Modernization is unpopular in West Germany, where nearly 80 percent of the public now say they want all nuclear weapons removed from Europe. Short-range weapons are especially unpalatable among West Germans, since their range means that they would be used primarily on German territory, East or West.
Kohl wants to avoid a repetition of what happened in the early 1980s, when NATO installed a new generation of intermediate-range nuclear weapons in Europe. The so-called two-track decision, in which the West deployed the weapons while also negotiating their elimination, sparked an unprecedented outpouring of public opposition.
There's a serious question about whether Bonn's ruling center-right coalition could survive such an uproar over short-range weapons.
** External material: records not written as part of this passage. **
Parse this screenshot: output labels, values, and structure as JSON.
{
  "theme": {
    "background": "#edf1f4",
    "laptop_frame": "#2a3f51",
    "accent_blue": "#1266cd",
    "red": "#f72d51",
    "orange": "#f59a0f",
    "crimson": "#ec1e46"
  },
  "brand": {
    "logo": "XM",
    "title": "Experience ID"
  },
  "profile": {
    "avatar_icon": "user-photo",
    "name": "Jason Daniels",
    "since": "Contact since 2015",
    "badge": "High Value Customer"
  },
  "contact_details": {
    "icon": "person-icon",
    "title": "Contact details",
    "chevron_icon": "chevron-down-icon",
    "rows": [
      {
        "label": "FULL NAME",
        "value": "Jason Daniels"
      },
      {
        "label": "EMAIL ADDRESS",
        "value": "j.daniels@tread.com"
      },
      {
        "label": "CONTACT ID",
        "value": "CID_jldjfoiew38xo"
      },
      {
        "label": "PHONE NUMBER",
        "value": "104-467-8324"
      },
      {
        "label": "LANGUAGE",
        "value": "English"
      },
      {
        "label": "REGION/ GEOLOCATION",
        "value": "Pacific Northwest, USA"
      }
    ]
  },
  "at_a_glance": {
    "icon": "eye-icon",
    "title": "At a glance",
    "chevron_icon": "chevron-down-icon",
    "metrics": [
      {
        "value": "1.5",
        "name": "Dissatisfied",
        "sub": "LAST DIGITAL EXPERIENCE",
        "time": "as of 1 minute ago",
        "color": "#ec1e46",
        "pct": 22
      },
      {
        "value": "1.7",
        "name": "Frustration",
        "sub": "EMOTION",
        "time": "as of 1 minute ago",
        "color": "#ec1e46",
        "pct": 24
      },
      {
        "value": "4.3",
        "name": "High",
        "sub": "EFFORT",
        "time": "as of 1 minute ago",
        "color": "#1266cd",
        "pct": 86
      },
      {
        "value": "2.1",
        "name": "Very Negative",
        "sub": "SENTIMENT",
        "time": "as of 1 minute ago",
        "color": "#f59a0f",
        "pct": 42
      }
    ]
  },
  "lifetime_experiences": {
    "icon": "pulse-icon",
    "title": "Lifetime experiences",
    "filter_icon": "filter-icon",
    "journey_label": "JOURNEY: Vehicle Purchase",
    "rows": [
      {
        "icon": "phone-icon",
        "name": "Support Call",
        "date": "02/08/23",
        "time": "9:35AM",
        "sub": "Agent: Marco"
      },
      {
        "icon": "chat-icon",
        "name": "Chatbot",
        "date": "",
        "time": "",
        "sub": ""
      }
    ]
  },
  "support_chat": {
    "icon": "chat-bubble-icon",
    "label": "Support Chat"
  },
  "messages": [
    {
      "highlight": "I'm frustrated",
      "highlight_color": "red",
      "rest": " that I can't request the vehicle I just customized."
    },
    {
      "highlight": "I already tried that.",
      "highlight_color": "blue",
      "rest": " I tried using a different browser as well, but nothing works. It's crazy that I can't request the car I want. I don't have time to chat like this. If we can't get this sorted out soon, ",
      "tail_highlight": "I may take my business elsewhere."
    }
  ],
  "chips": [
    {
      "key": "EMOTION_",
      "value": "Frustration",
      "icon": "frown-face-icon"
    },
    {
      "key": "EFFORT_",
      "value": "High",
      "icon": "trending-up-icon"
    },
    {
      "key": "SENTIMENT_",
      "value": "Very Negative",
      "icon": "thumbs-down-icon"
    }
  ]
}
Last month's election in West Berlin - in which a tiny far-right party was able to lure away many dissatisfied conservative voters - has rattled the Bonn government and added to a growing series of embarrassing losses in state elections. By putting off modernization, the chancellor hopes to avoid giving his opponents more ammunition to use against him in general elections slated for the end of 1990.
Until now, it was assumed the allies would settle the issue at a NATO summit slated for later this spring.
The alliance is preparing a ``comprehensive concept'' which spells out NATO's strategy for disarmament. The document was expected to endorse modernization formally, while wrapping it into a larger context of arms cuts. ``The only way you can address modernization in Germany is not as a single topic,'' says the State Department official. ``If you do, it's a loser.''
Kohl has said he still thinks the document can be finalized in coming months. But the result now, say analysts, is likely to be an extremely vague outline. This is ironic, since in many ways the ``comprehensive concept'' had become a vehicle for making modernization politically acceptable in West Germany.
Meanwhile, the West German leader is careful to emphasize that he's not opposed to the eventual modernization of the weapons. A spokesman for the Bonn government said over the weekend that the West Germans wanted to keep options open.
The key question now is how the alliance will deal with the issue in coming months.
Most analysts do not expect the US to lean very hard on West Germany - recognizing that a politically painful decision now could backfire later in the form of greater domestic instability inside West Germany.